Sepia ghosts in luxury hotels | Culture

Sepia ghosts in luxury hotels | Culture
Sepia ghosts in luxury hotels | Culture

On the trips I have made around the world I have stayed in seedy hotels and others steeped in history. In this case, upon entering the room I always wondered what kind of illustrious people or criminal types had slept in that bed, what mysterious ladies with double lives had used the bathroom, how many adulteries, fights, reunions their mirrors had reflected. I think the strongest thing about old British luxury hotels are the ghosts whose shadows remain stuck to the walls. To any exotic and distant luxury lodge you go you will find that the inevitable guests, Winston Churchill and the Duke and Duchess of Windsor, have passed through there. It also seems impossible to reach a hotel in Europe with history that does not wander in the shadow of the poet Rilke, a specialist in making princesses and duchesses of the Austro-Hungarian empire and their respective husbands fall in love.

Rilke was a wandering poet who was always a guest from mansion to mansion, from hotel to hotel in Venice, in Capri, in the Black Forest, in Paris, in Rome, in Stockholm, in Florence, in Saint Petersburg, in Duino. And wherever he went he also left a trail of fake loves. What did you miss at the Victoria Hotel in Ronda? The same as the cheetah in the snows of the summit of Kilimanjaro. I started reading Rilke during the militia camp in Montejaque, whose memory is now lost in time. Some Sunday he would go up to Ronda and read some of his poems along with a lemon slushy with mint on the terrace of the Victoria Hotel. The two concoctions were interchangeable.

I like the sepia photographs that show what these hotels were like in the interwar era. If they were by the sea they appeared with some boats with lateen sails stranded on the sand and the indigenous farmers and fishermen posing next to the gentlemen who wore butter-colored suits, along with their women in wasp swimsuits, shedding smiles. The white armchairs, the ice cream cups art deco, the hammocks, the booths with white and blue striped fabrics, the traditional waiters, so faithful and helpful in the middle of the society parties. At night how many times have I dreamed of my first arrival at the Formentor hotel in Mallorca, when the flurry of literature promulgated by Cela had just passed through there and the waters of the bay reflected the poem by Costa i Llobera that Maria del Mar Bonet would later sing, The foot of Formentor. This hotel even today requires you to arrive at its lobby with a canvas trunk and a bellows briefcase in the company of a woman who adorns herself with a cap in her hair and four strands of necklaces that reach to her hips.

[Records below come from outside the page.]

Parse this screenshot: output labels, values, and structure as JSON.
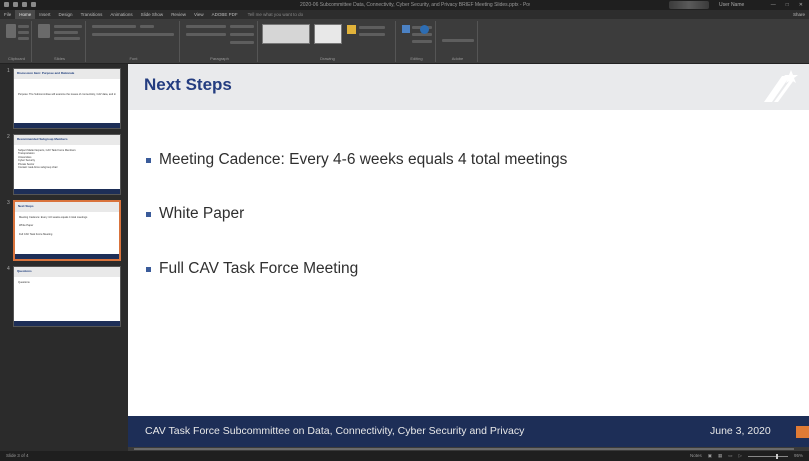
{
  "window": {
    "document_title": "2020-06 Subcommittee Data, Connectivity, Cyber Security, and Privacy BRIEF Meeting Slides.pptx - PowerPoint",
    "user_name": "User Name",
    "controls": [
      "—",
      "□",
      "✕"
    ]
  },
  "ribbon": {
    "tabs": [
      "File",
      "Home",
      "Insert",
      "Design",
      "Transitions",
      "Animations",
      "Slide Show",
      "Review",
      "View",
      "ADOBE PDF"
    ],
    "active_tab": "Home",
    "search_hint": "Tell me what you want to do",
    "share_label": "Share",
    "groups": [
      "Clipboard",
      "Slides",
      "Font",
      "Paragraph",
      "Drawing",
      "Editing",
      "Adobe"
    ]
  },
  "thumbnails": [
    {
      "number": "1",
      "title": "Discussion Item: Purpose and Rationale",
      "lines": [
        "Purpose: The Subcommittee will examine the issues of connectivity, CAV data, and information, and cyber security and data privacy."
      ]
    },
    {
      "number": "2",
      "title": "Recommended Subgroup Members",
      "lines": [
        "Subject Matter Experts, CAV Task Force Members",
        "Transportation",
        "Universities",
        "Cyber Security",
        "Private Sector",
        "Contact: task-force subgroup chair"
      ]
    },
    {
      "number": "3",
      "title": "Next Steps",
      "lines": [
        "Meeting Cadence: Every 4-6 weeks equals 4 total meetings",
        "White Paper",
        "Full CAV Task Force Meeting"
      ]
    },
    {
      "number": "4",
      "title": "Questions",
      "lines": [
        "Questions"
      ]
    }
  ],
  "slide": {
    "title": "Next Steps",
    "bullets": [
      "Meeting Cadence:  Every 4-6 weeks equals 4 total meetings",
      "White Paper",
      "Full CAV Task Force Meeting"
    ],
    "footer_text": "CAV Task Force Subcommittee on Data, Connectivity, Cyber Security and Privacy",
    "footer_date": "June 3, 2020",
    "colors": {
      "title": "#243d80",
      "header_bg": "#e9eaec",
      "footer_bg": "#1d2e57",
      "accent": "#e07b35"
    }
  },
  "status": {
    "slide_indicator": "Slide 3 of 4",
    "notes_label": "Notes",
    "zoom": "95%"
  }
}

View of the Formentor hotel, in Mallorca.Alamy Stock Photo

On one occasion, at the Bayona inn, out of deference from the director, I took the suite room main one, where King Juan Carlos, Prince Philip, Charles de Gaulle, several dethroned monarchs and also Generalissimo Franco had slept, who took advantage of it to take a nap while the yacht was anchored. Goshawk in bay waters. The truth is that I did not experience any special macumba transmitted in dreams by the dictator. At the Villa Politi hotel, which stands above the Capuchin latomy in Syracuse, I learned that many years before André Gide had preceded me. What would you go looking for? Perhaps, having an ephebe whip him with a laurel whip and sunbathing his flesh with sirocco, getting lost in the twists and turns of the port or dreaming that the island of Styx, which is part of the city linked by a bridge, was where the nymph Calypso held Ulysses back.

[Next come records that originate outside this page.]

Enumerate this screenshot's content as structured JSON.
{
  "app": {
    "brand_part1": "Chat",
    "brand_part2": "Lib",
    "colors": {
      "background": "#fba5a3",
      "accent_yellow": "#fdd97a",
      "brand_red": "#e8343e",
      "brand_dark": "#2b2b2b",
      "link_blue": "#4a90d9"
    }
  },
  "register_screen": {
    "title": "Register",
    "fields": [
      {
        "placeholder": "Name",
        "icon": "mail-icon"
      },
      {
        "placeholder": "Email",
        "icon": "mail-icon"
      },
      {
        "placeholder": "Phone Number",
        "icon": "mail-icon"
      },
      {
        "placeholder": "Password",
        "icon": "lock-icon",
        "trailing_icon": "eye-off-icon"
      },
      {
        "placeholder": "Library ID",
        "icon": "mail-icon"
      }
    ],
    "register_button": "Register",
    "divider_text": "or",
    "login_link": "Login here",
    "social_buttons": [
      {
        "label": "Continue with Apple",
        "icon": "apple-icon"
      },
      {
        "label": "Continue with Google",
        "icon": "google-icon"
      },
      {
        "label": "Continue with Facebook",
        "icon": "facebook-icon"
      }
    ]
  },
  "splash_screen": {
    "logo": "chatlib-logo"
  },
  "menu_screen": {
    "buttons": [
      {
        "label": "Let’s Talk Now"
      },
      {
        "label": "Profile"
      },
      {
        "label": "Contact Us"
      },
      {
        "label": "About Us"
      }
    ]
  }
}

One of the most valued shadows that inhabit hotels with history is that of Al Capone. It is enough for them to tell you at reception that this famous gangster passed by for you to start investigating the bed where he slept, the armchair in which he sat in the lobby, the stool he used at the bar counter. When he traveled from Chicago to New York he used to stay at the Intercontinental. I fell there on September 10 of I don’t know what year to do a report on the anniversary of the attack on the Twin Towers, without realizing that due to the opening of the United Nations, given its proximity, the hotel was full of gyrfalcons from all over the world. countries highly sought after by terrorists. The block remained cordoned off. They gave me one suite room at the end of a hallway whose rooms were all occupied by FBI elements with their respective wolf dogs. I was the only innocent being in the entire plant. At night I heard the dogs howling that had previously sniffed even the most secret parts of my body. Sleeping in the same bed as Al Capone surrounded by fifty FBI dogs is one of the peaks I have climbed in my life.